It’s hard to believe that the TomTom owned the GPS navigation thrown less than a year ago. Since that time GPS has become a standard feature on most cell phones, and to a lesser extent so too has maps and point of interest (POI) locations. But TomTom became complacent, and while it rested on its laurels the true king of GPS navigation arose to reclaim its crown—and that king is NAVIGON. Announced as Q2 2009 releases, but out now in some markets, are the 4300T max, the 3300 max, and the all-mighty 7300T. Quite frankly, it’s hard to imagine a GPS device coming out that could top the NAVIGON 7300T, but without a doubt that will happen. For now, however, let’s not worry about tomorrow and focus our attention on this kick-ass model.
Undressing the NAVIGON 7300T
What NAVIGON is most proud of with the 7300T is the company’s partnership with Rand McNally, America’s leading publisher of maps, atlases, and globes, to bring you the best of 3-D navigation.

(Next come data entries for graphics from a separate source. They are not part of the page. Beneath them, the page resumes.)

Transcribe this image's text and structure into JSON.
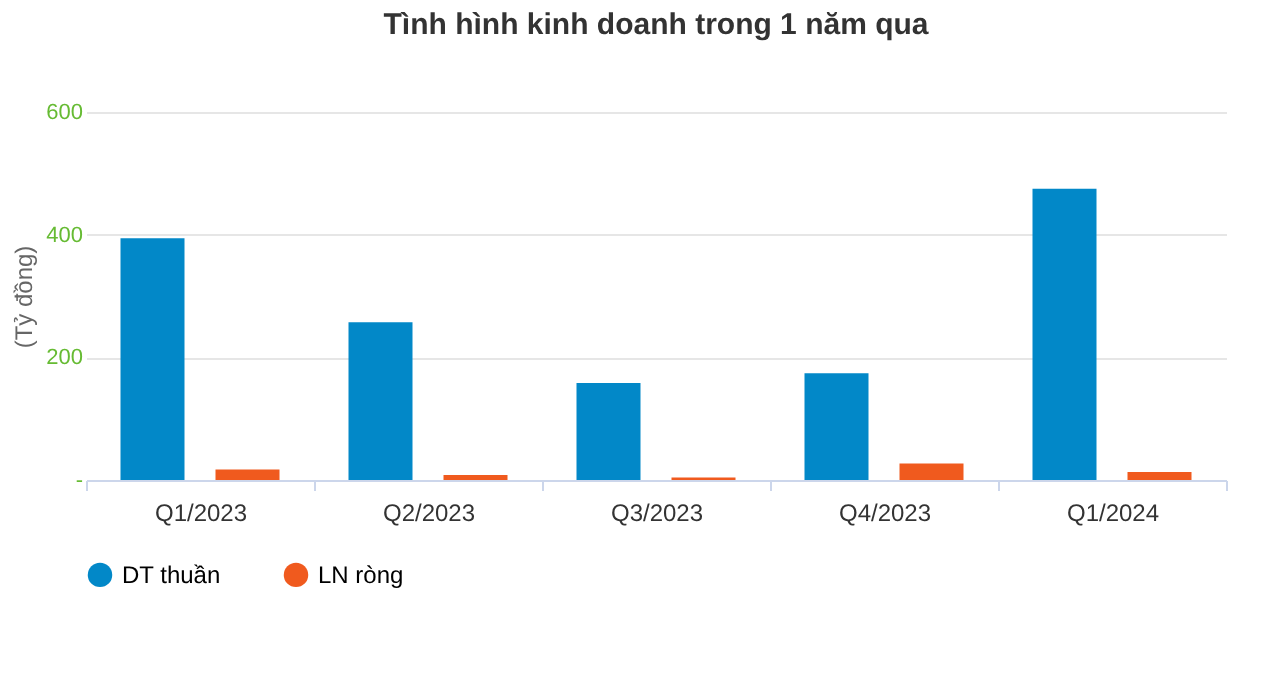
{
  "chart_data": {
    "type": "bar",
    "title": "Tình hình kinh doanh trong 1 năm qua",
    "ylabel": "(Tỷ đồng)",
    "categories": [
      "Q1/2023",
      "Q2/2023",
      "Q3/2023",
      "Q4/2023",
      "Q1/2024"
    ],
    "series": [
      {
        "name": "DT thuần",
        "color": "#0288c8",
        "values": [
          394,
          257,
          158,
          174,
          475
        ]
      },
      {
        "name": "LN ròng",
        "color": "#f05a1e",
        "values": [
          17,
          8,
          4,
          27,
          13
        ]
      }
    ],
    "ylim": [
      0,
      600
    ],
    "yticks": [
      {
        "value": 0,
        "label": "-"
      },
      200,
      400,
      600
    ],
    "grid": "y",
    "legend": "bottom"
  }
}
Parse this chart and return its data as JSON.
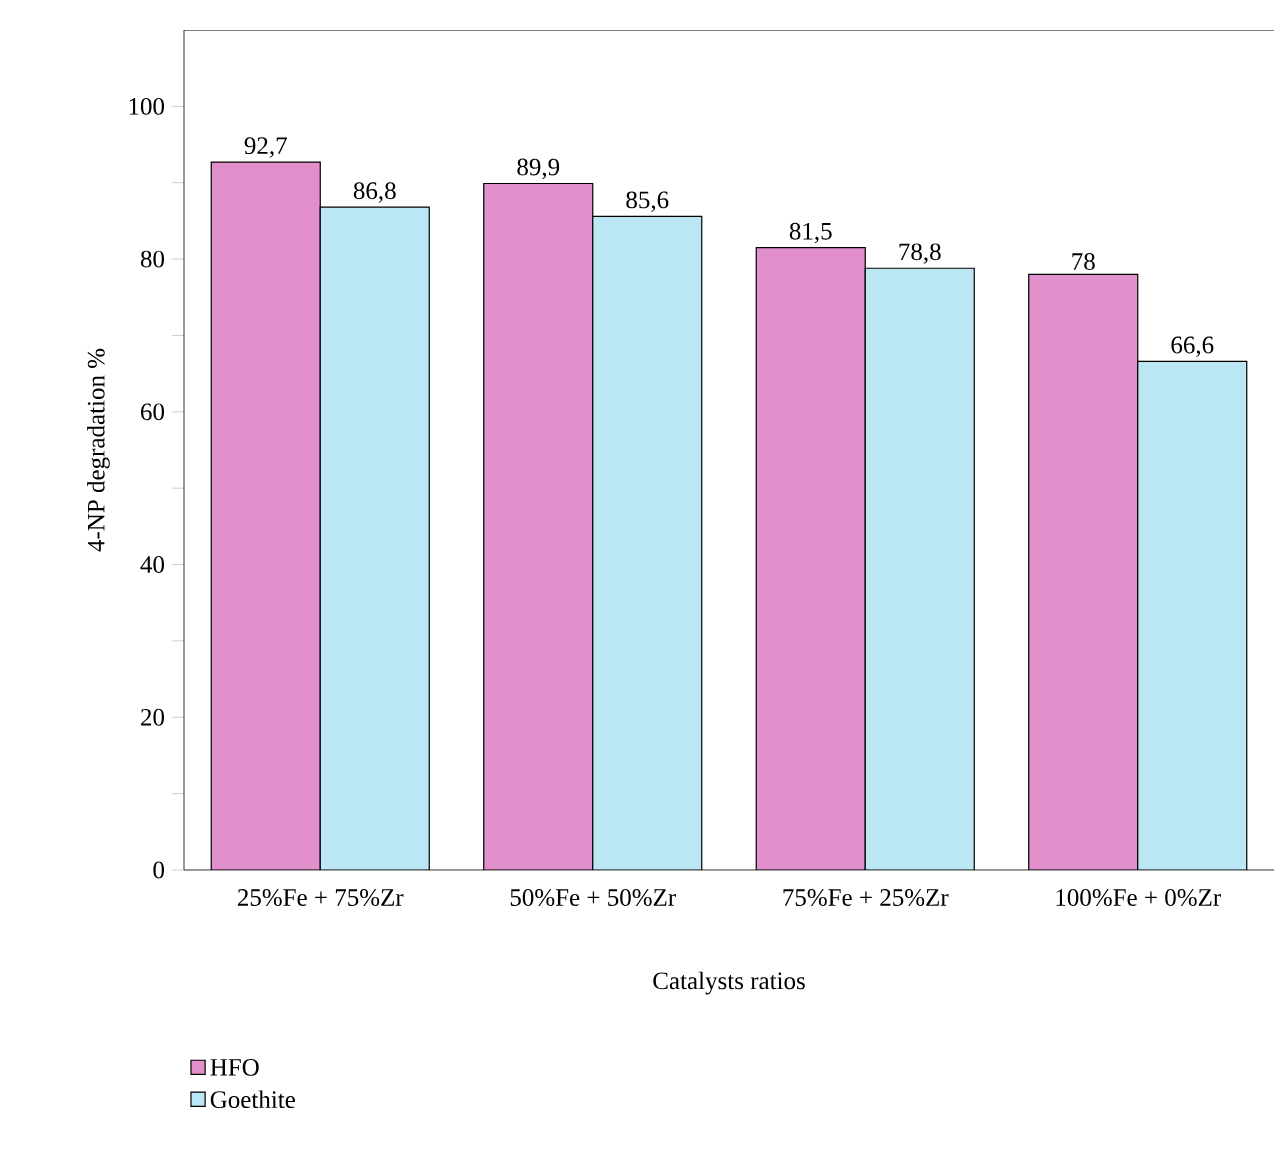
{
  "chart_data": {
    "type": "bar",
    "xlabel": "Catalysts ratios",
    "ylabel": "4-NP degradation %",
    "categories": [
      "25%Fe + 75%Zr",
      "50%Fe + 50%Zr",
      "75%Fe + 25%Zr",
      "100%Fe + 0%Zr"
    ],
    "series": [
      {
        "name": "HFO",
        "color": "#e190cc",
        "values": [
          92.7,
          89.9,
          81.5,
          78
        ],
        "value_labels": [
          "92,7",
          "89,9",
          "81,5",
          "78"
        ]
      },
      {
        "name": "Goethite",
        "color": "#bae7f3",
        "values": [
          86.8,
          85.6,
          78.8,
          66.6
        ],
        "value_labels": [
          "86,8",
          "85,6",
          "78,8",
          "66,6"
        ]
      }
    ],
    "ylim": [
      0,
      110
    ],
    "yticks": [
      0,
      {
        "value": 10,
        "label": null
      },
      20,
      {
        "value": 30,
        "label": null
      },
      40,
      {
        "value": 50,
        "label": null
      },
      60,
      {
        "value": 70,
        "label": null
      },
      80,
      {
        "value": 90,
        "label": null
      },
      100
    ],
    "grid": false,
    "legend": "bottom left"
  }
}
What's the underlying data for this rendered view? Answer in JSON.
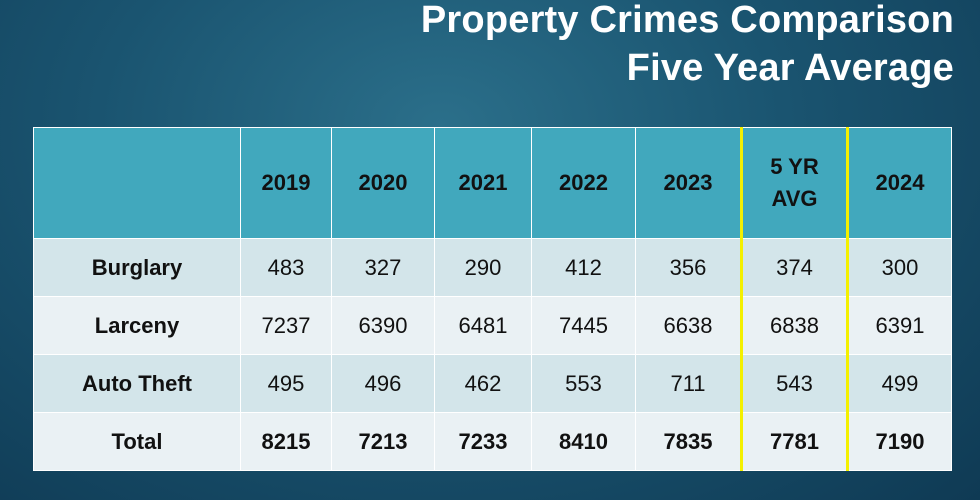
{
  "title": {
    "line1": "Property Crimes Comparison",
    "line2": "Five Year Average"
  },
  "table": {
    "headers": [
      "",
      "2019",
      "2020",
      "2021",
      "2022",
      "2023",
      "5 YR AVG",
      "2024"
    ],
    "header_avg_line1": "5 YR",
    "header_avg_line2": "AVG",
    "rows": [
      {
        "label": "Burglary",
        "values": [
          "483",
          "327",
          "290",
          "412",
          "356",
          "374",
          "300"
        ]
      },
      {
        "label": "Larceny",
        "values": [
          "7237",
          "6390",
          "6481",
          "7445",
          "6638",
          "6838",
          "6391"
        ]
      },
      {
        "label": "Auto Theft",
        "values": [
          "495",
          "496",
          "462",
          "553",
          "711",
          "543",
          "499"
        ]
      },
      {
        "label": "Total",
        "values": [
          "8215",
          "7213",
          "7233",
          "8410",
          "7835",
          "7781",
          "7190"
        ]
      }
    ]
  },
  "colors": {
    "header_bg": "#41a8bd",
    "row_dark": "#d3e5ea",
    "row_light": "#eaf1f4",
    "highlight": "#f4f000"
  }
}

It’s true, the NAVIGON 7300T brings you the utterly visually impressive Panorama View 3-D and Landmark View 3-D on a 4.3-inch touchscreen. As mentioned, most devices with GPS also have POI capabilities, and the NAVIGON 7300T is no different. Only, the 7300T has teamed up with ZAGAT to bring you the location of 27,000 places across the U.S. and Canada, including hotels, restaurants, nightlife spots, music venues, theaters, golf courses, and airlines among many other desirable places to be. So, whether you’re new in town or just a desperate loser with no social life, you’ll know just where to go. The NAVIGON 7300T also does you the favor of keeping records of your favorite POIs, which isn’t a problem for the 2GB of Flash and 64MB of RAM. Those resources, however, are better off being occupied by the real-time spoken traffic updates and traffic re-routings or the intuitive (and more laymen) voice activated controls.
Sprinting through the more interesting of the remaining features on the NAVIGON 7300T are the Exit Guide, DirectHelpSM, Lane Assistant Pro, Speed Assistant, Rand McNally Scenic Routes, Bluetooth Hands-Free, and the Go Home function.
All this will run you $399. If, however, the price of the NAVIGON 7300T is too steep, you’ll be fine with the barebones 3300 max option, which will only drain you of $199.